Optional row fields:
repetitions: positive integer, defaults to 1.
sampling: set exactly one of count or percent; optional seed.
Scores
Built-in scores:
percentScore: { value, stdDev?, count? }
deltaScore: { value, delta }
binaryScore: { passed, passedCount?, totalCount? }
Example:
percentScore.make(
{ value: 92 },
{ definePassed: (data) => data.value >= 80 },
);
Create custom scores with Score.of(...):
const relevanceScore = Score.of<{ value: number }>({
id: 'relevance',
name: 'Relevance',
displayStrategy: 'bar',
formatValue: (data) => data.value.toFixed(2),
aggregateValues: Score.aggregate.averageFields(['value']),
});
Metrics
Built-in metrics:
tokenCountMetric: { input?, output?, inputCached?, outputCached? }
latencyMetric: { ms }
Create custom metrics with Metric.of(...).
Runner API
Use createRunner(...) when you want to discover and run evals programmatically.

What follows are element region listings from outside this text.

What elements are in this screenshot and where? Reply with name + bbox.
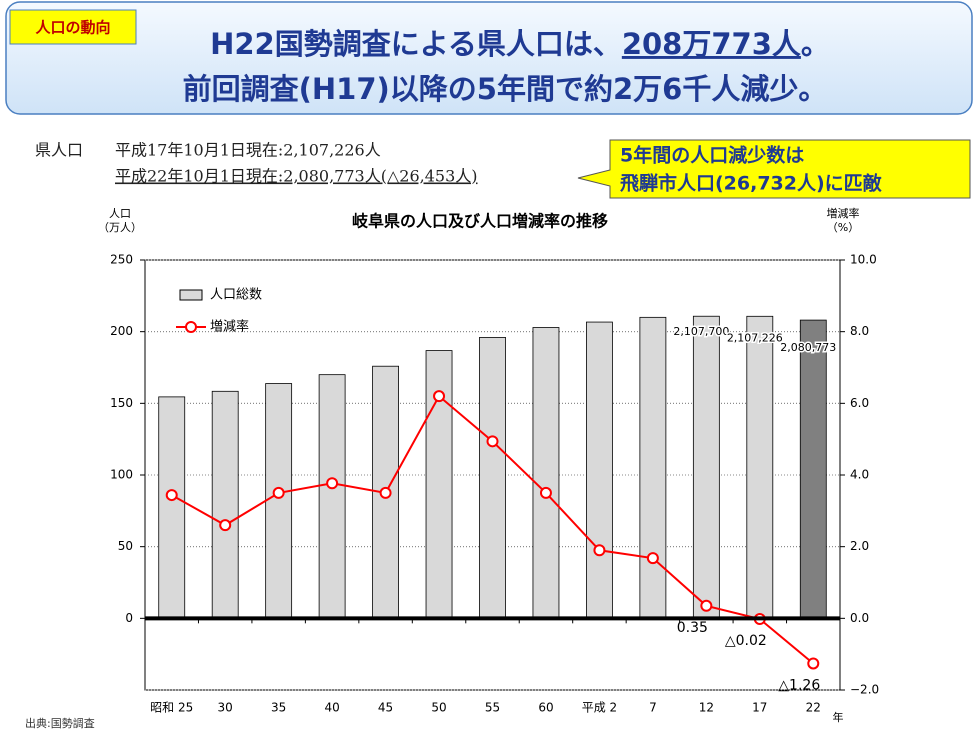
- line-marker: [165, 489, 178, 502]
- line-value-label: 0.35: [677, 620, 708, 636]
- y-tick-label: 150: [110, 396, 133, 410]
- line-value-label: △1.26: [778, 677, 820, 693]
- info-label: 県人口: [35, 141, 83, 160]
- y2-label: （%）: [827, 221, 859, 234]
- x-tick-label: 7: [649, 701, 657, 715]
- bar-value-label: 2,107,226: [727, 331, 783, 344]
- y-tick-label: 200: [110, 324, 133, 338]
- line-marker: [379, 486, 392, 499]
- y2-tick-label: 0.0: [850, 611, 869, 625]
- title-line2: 前回調査(H17)以降の5年間で約2万6千人減少。: [183, 72, 828, 106]
- x-tick-label: 平成 2: [582, 701, 617, 715]
- x-unit: 年: [833, 710, 844, 724]
- y2-label: 増減率: [827, 206, 860, 220]
- bar-value-label: 2,080,773: [780, 341, 836, 354]
- y2-tick-label: 6.0: [850, 396, 869, 410]
- callout-line: 5年間の人口減少数は: [620, 144, 804, 167]
- y-tick-label: 50: [118, 539, 133, 553]
- x-tick-label: 12: [699, 701, 714, 715]
- legend-label: 増減率: [210, 319, 249, 335]
- line-marker: [646, 552, 659, 565]
- callout-box: [577, 139, 971, 199]
- line-marker: [807, 657, 820, 670]
- tag: 人口の動向: [35, 19, 110, 37]
- line-value-label: △0.02: [725, 633, 767, 649]
- y2-tick-label: 2.0: [850, 539, 869, 553]
- x-tick-label: 35: [271, 701, 286, 715]
- title-part: 208万773人: [622, 27, 801, 61]
- legend-swatch: [185, 321, 197, 333]
- title-part: H22国勢調査による県人口は、: [210, 27, 622, 61]
- x-tick-label: 昭和 25: [150, 701, 193, 715]
- bar: [692, 315, 720, 619]
- info-line: 平成22年10月1日現在:2,080,773人(△26,453人): [115, 167, 478, 186]
- y2-tick-label: 10.0: [850, 253, 877, 267]
- chart-title: 岐阜県の人口及び人口増減率の推移: [352, 212, 608, 231]
- bar: [158, 396, 186, 619]
- x-tick-label: 50: [431, 701, 446, 715]
- bar-value-label: 2,107,700: [673, 325, 729, 338]
- legend-swatch: [179, 289, 203, 301]
- line-marker: [326, 477, 339, 490]
- title-part: 。: [801, 27, 830, 61]
- x-tick-label: 45: [378, 701, 393, 715]
- tag-box: [9, 9, 137, 45]
- callout-line: 飛騨市人口(26,732人)に匹敵: [620, 172, 883, 195]
- header-box: [5, 1, 973, 115]
- line-marker: [700, 599, 713, 612]
- y2-tick-label: 4.0: [850, 468, 869, 482]
- legend-label: 人口総数: [210, 288, 262, 303]
- x-tick-label: 30: [218, 701, 233, 715]
- bar: [479, 336, 506, 619]
- line-marker: [272, 486, 285, 499]
- source: 出典:国勢調査: [25, 716, 95, 730]
- line-marker: [539, 486, 552, 499]
- y2-tick-label: −2.0: [850, 683, 879, 697]
- y-tick-label: 250: [110, 253, 133, 267]
- x-tick-label: 40: [324, 701, 339, 715]
- y-tick-label: 0: [125, 611, 133, 625]
- bar: [586, 321, 613, 619]
- info-line: 平成17年10月1日現在:2,107,226人: [115, 141, 381, 160]
- bar: [532, 327, 560, 619]
- x-tick-label: 55: [485, 701, 500, 715]
- y-label: （万人）: [98, 221, 142, 234]
- line-marker: [433, 390, 446, 403]
- line-marker: [593, 544, 606, 557]
- y-label: 人口: [109, 207, 131, 220]
- bar: [318, 374, 346, 619]
- title-line1: H22国勢調査による県人口は、208万773人。: [210, 27, 830, 61]
- bar: [799, 319, 827, 619]
- line-marker: [486, 435, 499, 448]
- bar: [746, 315, 774, 619]
- x-tick-label: 17: [752, 701, 767, 715]
- x-tick-label: 22: [806, 701, 821, 715]
- bar: [211, 390, 239, 619]
- bar: [265, 383, 293, 619]
- x-tick-label: 60: [538, 701, 553, 715]
- y-tick-label: 100: [110, 468, 133, 482]
- bar: [639, 316, 667, 619]
- bar: [425, 350, 453, 619]
- line-marker: [219, 519, 232, 532]
- y2-tick-label: 8.0: [850, 324, 869, 338]
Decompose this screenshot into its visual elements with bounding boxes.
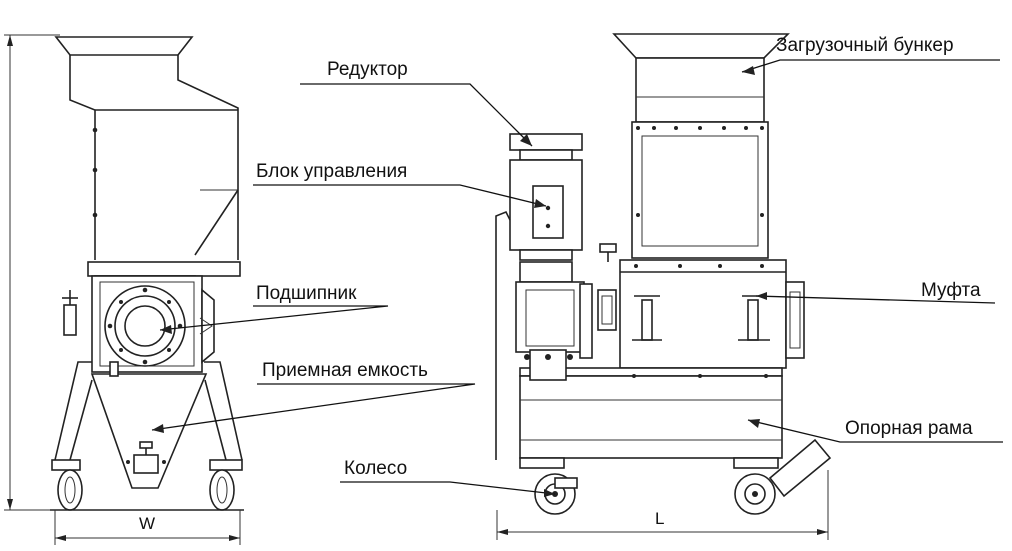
side-view xyxy=(495,33,832,540)
leader-lines xyxy=(151,59,1003,497)
label-wheel: Колесо xyxy=(344,458,408,479)
dimension-length: L xyxy=(655,509,665,528)
label-control-unit: Блок управления xyxy=(256,161,408,182)
label-reducer: Редуктор xyxy=(327,59,408,80)
label-frame: Опорная рама xyxy=(845,418,973,439)
dimension-width: W xyxy=(139,514,156,533)
front-view xyxy=(4,34,244,545)
label-hopper: Загрузочный бункер xyxy=(776,35,954,56)
label-receiver: Приемная емкость xyxy=(262,360,428,381)
label-bearing: Подшипник xyxy=(256,283,357,304)
label-coupling: Муфта xyxy=(921,280,981,301)
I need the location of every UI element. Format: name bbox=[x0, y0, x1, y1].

import { createRunner } from '@m4trix/evals';
const runner = createRunner({
discovery: { rootDir: 'src/evals' },
artifactDirectory: '.eval-results',
});
await runner.collectDatasets();
await runner.collectEvaluators();
const dataset = await runner.resolveDatasetByName('smoke');
const evaluators = await runner.resolveEvaluatorsByNamePattern('*quality*');
if (dataset && evaluators.length > 0) {
await runner.runDatasetWith({
datasetId: dataset.id,
evaluatorIds: evaluators.map((item) => item.id),
runConfigName: 'programmatic',
concurrency: 2,
});
}
The runner can also expand a discovered RunConfig and execute all jobs with shared concurrency.